History of Adana
Adana is the fourth largest city in Turkey, with about 1.5 million people. Due to the richness of its natural resources, strategic location, mild weather and fertile lands for farming, Adana is one of the oldest cities founded in this region. The city is situated about 30 miles inland from the Mediterranean Sea.
The Cukurova plains around Adana are irrigated by water from the Seyhan River; which follows through the city from north to south. Irrigation canals are spread throughout the plains. Three dams, two of them within city limits, were built on the Seyhan River. The old dam was built in 1935 and is mainly used to regulate the flow of the river to the irrigation canals. The new dam was built in 1953 and is used to stop floods and for power production. There is a hydroelectric power plant at the new dam. The reservoir behind the new dam, Adana Lake, changed the face of the city. The has moved toward and around the lake within the last 20 years.
The Cukurova University campus occupies almost all of the eastern side of the lake. Cukurova University, which has 30,000 students, is among the top 10 universities in Turkey.
Adana is an industrial and agricultural city. Most of its industry relies on agricultural products. Adana farmers mainly produce cotton. That is why Adana is the center of Turkey’s textile industry, one of Turkey’s leading industries. Farmers also grow various other products like grain, corn, fruit and vegetables. Turkey’s main highway, E-5, now renamed E-90, goes through Adana. This highway has been in the same location for at least 2,500 years. As well as the crusaders, Alexander the Great also used this road on his way to India.
The oldest documents mentioning Adana are Hittite texts, dating back to 1,600 B.C. Thus, we can easily say the roots of Adana go back at least 3,500 years. Adana and its surroundings were occupied by the Hittites in the 15th century B.C.
There are several theories about how Adana got its name. The most common is that Adana was originally founded by Seyhanus and Adanus, the sons of the god Uranus. Thus, Adana derived its name from Adanus, and the river running through it, Seyhan, got its name from Seyhanus.
Located on a main trade route, Adana was subject to constant invasions. Archaeological excavations show the city housed at least ten civilizations and eighteen states. In the 6th century B.C., Adana became part of the Persian empire only to be conquered by Alexander the Great in 333 B.C., before passing into the hands of the Selucids after Alexander’s death. Later, it was conquered by Pompei and became part of the Roman Empire. The armies of Islam captured the region in the 7th century. In the 11th century, the crusaders invaded the area. In the 12th century, the Seljuk Turks captured the region. In 1517, Sultan Selim captured the area and made it part of the Ottoman Empire. Following the First World War, Adana was occupied by French armies. On January 5th, 1922, Adana was liberated from French occupation.

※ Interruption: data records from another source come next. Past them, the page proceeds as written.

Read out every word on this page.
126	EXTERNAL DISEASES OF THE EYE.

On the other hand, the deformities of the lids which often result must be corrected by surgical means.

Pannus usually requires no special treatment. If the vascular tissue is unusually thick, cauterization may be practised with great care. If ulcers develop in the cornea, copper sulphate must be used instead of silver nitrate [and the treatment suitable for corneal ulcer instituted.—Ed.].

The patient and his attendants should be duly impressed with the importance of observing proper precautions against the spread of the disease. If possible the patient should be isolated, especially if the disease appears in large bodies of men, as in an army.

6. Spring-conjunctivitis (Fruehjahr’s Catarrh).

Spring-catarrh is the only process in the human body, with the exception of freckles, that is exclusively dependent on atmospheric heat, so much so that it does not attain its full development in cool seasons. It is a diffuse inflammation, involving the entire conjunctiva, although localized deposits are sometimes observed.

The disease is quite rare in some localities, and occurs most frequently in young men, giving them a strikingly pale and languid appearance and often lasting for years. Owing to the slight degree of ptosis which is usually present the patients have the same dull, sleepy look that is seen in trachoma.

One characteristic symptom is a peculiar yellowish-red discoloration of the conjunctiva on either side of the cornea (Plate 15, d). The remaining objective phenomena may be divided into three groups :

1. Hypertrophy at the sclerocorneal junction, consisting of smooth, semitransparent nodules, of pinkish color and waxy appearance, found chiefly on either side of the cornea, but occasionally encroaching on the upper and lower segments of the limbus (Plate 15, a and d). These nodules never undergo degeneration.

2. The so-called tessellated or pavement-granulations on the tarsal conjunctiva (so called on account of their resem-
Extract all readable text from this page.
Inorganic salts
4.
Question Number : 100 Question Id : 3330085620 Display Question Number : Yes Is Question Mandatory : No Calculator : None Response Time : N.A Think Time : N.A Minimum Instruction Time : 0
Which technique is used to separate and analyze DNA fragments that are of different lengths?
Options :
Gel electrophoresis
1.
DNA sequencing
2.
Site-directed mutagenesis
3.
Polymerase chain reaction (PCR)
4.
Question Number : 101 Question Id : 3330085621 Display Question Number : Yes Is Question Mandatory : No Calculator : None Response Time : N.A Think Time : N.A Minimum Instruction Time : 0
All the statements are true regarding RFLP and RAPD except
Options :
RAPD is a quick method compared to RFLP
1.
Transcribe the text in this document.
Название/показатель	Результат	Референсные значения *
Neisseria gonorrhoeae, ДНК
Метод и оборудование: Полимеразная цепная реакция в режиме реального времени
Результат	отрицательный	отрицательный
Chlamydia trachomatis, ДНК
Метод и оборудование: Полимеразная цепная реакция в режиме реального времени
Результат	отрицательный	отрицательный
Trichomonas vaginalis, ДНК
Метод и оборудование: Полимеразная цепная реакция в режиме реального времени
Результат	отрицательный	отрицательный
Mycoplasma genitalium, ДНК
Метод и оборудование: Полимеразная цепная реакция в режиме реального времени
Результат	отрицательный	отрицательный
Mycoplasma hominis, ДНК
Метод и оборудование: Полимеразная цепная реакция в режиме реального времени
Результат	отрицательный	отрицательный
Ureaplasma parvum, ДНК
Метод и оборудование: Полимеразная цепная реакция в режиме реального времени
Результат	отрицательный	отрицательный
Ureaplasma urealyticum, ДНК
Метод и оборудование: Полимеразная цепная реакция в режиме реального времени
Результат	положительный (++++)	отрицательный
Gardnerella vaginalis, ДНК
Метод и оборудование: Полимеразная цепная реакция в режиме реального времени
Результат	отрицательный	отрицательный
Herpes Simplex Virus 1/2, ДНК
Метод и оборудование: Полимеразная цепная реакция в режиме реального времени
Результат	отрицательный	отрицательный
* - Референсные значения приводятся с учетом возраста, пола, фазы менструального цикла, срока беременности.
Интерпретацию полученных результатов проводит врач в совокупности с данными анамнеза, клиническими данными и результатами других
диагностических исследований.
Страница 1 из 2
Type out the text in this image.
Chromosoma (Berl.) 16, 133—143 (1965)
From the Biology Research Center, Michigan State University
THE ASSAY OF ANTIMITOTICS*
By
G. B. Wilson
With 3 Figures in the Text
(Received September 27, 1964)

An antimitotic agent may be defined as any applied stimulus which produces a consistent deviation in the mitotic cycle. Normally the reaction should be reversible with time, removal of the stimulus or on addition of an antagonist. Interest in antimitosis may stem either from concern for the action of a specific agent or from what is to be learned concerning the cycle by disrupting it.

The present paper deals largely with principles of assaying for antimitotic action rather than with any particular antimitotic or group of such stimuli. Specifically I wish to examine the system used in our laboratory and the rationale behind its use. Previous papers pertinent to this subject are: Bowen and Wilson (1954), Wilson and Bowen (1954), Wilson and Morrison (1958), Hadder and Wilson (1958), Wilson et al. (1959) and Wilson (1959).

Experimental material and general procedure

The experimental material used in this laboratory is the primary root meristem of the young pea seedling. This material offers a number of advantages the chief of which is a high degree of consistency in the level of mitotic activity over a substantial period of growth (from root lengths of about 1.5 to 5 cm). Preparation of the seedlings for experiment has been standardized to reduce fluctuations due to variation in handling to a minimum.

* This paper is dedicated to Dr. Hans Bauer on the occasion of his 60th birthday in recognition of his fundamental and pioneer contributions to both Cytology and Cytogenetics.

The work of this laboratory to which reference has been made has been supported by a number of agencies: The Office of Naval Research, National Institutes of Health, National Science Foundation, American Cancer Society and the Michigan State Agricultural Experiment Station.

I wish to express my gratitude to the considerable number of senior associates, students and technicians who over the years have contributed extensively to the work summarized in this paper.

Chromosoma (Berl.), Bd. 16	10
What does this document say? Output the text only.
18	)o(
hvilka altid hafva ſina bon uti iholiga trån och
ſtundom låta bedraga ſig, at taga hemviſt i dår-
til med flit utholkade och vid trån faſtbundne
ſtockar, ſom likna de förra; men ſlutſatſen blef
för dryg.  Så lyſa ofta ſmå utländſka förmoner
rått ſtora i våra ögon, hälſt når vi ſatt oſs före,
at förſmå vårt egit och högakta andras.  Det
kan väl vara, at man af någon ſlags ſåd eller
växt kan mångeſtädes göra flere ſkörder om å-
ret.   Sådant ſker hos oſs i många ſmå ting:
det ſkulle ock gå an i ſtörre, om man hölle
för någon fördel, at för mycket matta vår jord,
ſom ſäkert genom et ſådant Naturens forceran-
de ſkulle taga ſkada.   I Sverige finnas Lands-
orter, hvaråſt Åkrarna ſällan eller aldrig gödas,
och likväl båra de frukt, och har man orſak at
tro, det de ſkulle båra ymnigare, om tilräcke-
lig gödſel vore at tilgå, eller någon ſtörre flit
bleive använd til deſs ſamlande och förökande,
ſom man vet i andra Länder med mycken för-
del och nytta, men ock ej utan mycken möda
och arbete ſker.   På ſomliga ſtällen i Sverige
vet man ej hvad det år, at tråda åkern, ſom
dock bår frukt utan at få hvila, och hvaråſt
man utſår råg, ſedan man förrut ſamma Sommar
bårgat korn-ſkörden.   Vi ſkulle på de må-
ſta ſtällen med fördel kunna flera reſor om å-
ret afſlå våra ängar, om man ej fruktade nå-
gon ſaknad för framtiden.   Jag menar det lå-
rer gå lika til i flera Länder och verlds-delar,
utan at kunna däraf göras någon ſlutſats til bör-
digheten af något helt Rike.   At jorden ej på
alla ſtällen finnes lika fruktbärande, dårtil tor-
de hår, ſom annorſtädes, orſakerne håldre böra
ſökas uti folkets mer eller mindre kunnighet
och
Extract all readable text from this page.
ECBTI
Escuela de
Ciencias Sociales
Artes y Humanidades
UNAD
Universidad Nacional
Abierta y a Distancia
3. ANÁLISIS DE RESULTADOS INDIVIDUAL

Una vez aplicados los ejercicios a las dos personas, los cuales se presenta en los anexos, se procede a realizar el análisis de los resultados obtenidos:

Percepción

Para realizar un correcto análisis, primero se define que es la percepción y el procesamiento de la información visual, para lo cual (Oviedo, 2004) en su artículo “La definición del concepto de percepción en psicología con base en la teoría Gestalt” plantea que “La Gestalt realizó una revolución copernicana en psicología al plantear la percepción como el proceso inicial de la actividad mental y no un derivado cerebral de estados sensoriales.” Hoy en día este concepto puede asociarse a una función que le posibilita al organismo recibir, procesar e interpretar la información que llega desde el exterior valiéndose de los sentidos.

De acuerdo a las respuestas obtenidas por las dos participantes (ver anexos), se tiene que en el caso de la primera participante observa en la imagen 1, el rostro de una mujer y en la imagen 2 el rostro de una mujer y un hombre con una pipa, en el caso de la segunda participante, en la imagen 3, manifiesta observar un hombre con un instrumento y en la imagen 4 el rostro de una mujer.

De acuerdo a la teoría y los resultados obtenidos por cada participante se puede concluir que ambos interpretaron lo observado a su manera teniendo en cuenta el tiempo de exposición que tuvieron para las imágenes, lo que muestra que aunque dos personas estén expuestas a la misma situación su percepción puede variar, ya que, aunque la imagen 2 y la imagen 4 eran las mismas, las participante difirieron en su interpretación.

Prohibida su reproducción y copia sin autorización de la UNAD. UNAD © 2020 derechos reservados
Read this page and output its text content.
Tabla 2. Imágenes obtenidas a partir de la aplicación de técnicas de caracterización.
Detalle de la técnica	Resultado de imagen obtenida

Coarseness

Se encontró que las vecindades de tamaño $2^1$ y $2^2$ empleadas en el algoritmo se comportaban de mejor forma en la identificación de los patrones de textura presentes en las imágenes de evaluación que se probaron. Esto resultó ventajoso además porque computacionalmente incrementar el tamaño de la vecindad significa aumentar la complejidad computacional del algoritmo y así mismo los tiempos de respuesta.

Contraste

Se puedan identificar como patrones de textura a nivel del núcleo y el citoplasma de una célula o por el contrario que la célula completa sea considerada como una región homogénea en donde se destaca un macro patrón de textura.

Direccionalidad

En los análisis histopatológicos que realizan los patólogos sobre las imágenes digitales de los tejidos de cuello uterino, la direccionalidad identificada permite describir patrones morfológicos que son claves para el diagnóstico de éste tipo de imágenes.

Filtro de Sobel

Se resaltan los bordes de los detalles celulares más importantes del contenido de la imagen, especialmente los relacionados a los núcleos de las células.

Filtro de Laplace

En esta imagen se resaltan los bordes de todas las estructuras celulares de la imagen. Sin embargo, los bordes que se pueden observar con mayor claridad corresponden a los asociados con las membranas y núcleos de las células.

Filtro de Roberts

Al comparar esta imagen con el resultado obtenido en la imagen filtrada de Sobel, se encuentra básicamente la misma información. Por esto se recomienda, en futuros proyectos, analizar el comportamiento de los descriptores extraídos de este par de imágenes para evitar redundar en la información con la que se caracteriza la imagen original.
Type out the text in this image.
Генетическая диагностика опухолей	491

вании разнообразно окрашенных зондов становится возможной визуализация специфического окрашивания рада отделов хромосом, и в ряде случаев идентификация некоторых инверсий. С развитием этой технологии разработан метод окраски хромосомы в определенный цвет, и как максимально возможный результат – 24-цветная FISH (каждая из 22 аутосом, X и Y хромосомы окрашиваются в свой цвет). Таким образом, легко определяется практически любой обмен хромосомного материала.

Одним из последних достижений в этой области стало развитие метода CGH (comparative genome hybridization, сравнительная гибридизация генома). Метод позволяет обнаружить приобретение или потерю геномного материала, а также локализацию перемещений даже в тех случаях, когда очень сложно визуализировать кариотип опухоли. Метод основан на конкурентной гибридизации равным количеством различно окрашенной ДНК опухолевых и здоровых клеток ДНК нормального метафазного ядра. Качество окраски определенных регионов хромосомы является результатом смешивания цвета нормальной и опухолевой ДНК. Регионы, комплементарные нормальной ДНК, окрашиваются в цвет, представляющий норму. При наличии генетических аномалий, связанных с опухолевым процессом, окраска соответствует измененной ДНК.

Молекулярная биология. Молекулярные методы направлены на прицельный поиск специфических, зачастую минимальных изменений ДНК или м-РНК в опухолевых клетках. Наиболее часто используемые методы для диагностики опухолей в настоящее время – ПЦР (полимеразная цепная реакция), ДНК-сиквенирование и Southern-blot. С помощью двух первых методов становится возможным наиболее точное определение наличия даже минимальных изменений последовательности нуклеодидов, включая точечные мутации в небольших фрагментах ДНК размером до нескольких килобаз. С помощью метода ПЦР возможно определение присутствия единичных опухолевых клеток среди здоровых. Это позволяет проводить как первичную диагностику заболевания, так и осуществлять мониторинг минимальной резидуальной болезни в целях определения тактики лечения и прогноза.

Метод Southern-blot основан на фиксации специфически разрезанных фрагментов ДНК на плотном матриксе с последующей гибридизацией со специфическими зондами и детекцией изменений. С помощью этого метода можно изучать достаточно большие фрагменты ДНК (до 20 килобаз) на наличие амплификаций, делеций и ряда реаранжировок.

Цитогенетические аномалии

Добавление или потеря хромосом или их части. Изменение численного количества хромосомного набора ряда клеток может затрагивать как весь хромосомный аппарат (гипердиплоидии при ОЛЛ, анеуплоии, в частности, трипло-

Despite its long history, there aren’t many artifacts to be found. The oldest monument in the city is the Roman Bridge. It was built by the Roman Emperor Hadrian in the 2nd Century A.D. It is 319 meters long and has 21 arches, 14 of which are still standing. The old mosque (Yag Cami) was built in 1501. The old Market in the same area is about 500 years old.
New Adana, north of the E-5 highway, has many things to offer. New and modern shopping malls can compete with any shopping mall in Europe. Movie theaters show films in English during certain showings. Numerous restaurants serve typical local and western dishes. Those restaurants are mostly located on Ziyapasa Boulevard, parallel to Ataturk Boulevard. You will find many fish restaurants along the Adana Lake drive as well.
Driving by the lake and seeing the beautiful view is one of the things you can do to while in Adana. Most of the locals spend their evenings drinking tea by the lake. One place you should not miss while in Adana is the Sabanci Mosque. The mosque was built in 1999 and is the largest mosque in Turkey, and also one of the largest mosques in the Middle East.